Interior Ministry spokesman Saad Maan said on Tuesday that Iraqi forces in the east of the city, which also include part of a tank division, had dislodged Daesh gunmen from a third of the eastern side of the city.

He was speaking at a joint news conference with Iraqi officials and officers from the internationally-backed coalition who are assisting with air strikes and soldiers on the ground, who are officially designated as advisers.

Australian Brigadier-General Roger Noble, asked about Maan's comments, said, "The way I'd describe it is they're well into the city on the eastern side."

"We haven't had out the measuring stick and done the percentages," he said at the news conference at the Qayyara military base south of Mosul which is the main base of the campaign.

"Once you get into the city and the enemy being the way they are, with civilians, it's a difficult fight, but fundamentally it's on track."

955 Daesh Gunmen Killed

Maan said so far 955 Daesh gunmen had been killed and 108 captured on the southern front lines alone.
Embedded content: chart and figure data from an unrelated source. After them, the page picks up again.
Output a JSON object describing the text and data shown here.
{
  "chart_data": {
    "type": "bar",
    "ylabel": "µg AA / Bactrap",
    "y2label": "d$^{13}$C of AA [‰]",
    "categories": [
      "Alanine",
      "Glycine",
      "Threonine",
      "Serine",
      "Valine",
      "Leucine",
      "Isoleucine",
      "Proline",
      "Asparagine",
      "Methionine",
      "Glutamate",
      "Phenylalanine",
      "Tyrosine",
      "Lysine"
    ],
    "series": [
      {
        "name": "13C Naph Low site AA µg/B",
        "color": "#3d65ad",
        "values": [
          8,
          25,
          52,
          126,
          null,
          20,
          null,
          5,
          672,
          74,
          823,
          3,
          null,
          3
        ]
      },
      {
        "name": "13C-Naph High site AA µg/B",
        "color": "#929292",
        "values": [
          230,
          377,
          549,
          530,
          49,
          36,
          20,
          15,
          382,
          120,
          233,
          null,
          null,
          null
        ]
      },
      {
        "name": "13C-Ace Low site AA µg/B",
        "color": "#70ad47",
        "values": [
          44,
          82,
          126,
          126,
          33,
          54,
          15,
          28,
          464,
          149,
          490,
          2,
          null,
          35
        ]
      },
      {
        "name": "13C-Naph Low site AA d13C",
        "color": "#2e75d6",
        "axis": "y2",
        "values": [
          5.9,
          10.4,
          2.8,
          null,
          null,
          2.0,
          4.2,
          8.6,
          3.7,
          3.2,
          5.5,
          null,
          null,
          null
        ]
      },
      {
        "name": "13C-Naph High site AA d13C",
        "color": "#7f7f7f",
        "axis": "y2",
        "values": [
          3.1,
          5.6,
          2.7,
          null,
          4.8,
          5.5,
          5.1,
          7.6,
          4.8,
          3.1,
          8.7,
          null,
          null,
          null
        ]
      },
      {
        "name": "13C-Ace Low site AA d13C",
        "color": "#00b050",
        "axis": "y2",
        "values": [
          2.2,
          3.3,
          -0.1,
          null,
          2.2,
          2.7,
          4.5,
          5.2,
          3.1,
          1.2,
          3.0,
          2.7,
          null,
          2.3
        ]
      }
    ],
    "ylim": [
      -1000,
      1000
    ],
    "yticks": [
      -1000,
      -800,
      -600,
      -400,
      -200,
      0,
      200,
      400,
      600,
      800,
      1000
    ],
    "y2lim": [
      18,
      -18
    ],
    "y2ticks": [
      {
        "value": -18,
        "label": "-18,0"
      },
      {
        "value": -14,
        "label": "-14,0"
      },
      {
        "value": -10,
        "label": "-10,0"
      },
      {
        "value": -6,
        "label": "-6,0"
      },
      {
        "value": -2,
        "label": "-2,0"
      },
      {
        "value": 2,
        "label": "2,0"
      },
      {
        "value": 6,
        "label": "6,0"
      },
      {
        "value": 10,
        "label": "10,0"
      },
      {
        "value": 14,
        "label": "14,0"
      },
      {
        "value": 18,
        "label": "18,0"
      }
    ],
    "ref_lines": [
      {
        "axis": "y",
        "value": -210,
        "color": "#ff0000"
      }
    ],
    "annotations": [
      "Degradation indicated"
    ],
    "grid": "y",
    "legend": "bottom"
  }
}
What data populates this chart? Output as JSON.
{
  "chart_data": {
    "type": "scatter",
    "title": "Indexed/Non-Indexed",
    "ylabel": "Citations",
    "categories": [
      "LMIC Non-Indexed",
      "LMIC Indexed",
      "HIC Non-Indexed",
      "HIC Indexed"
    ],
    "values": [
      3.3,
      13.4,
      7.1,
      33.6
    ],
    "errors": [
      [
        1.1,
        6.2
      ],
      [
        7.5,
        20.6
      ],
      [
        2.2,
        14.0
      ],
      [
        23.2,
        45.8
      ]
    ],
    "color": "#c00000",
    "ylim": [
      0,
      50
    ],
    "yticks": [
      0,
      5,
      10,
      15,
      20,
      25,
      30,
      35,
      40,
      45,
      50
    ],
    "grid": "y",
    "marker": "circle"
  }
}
He did not give a toll for the campaign overall -- for security forces, civilians or for fDaesh fighters.

In an online statement, Daesh said it killed 412 Iraqi government and Kurdish fighters during the fourth week of the battle.

On the southern front, Human Rights Watch said that Iraqi soldiers, militiamen and civilians had mutilated the bodies of at least five Daesh fighters.

Thousands Displaced

More than 56,000 people have been displaced because of the fighting from villages and towns around the city to government-held areas, according to UN estimates.

The figure does not include the tens of thousands of people rounded up in villages around Mosul and forced to accompany Daesh fighters to cover their retreat towards the city.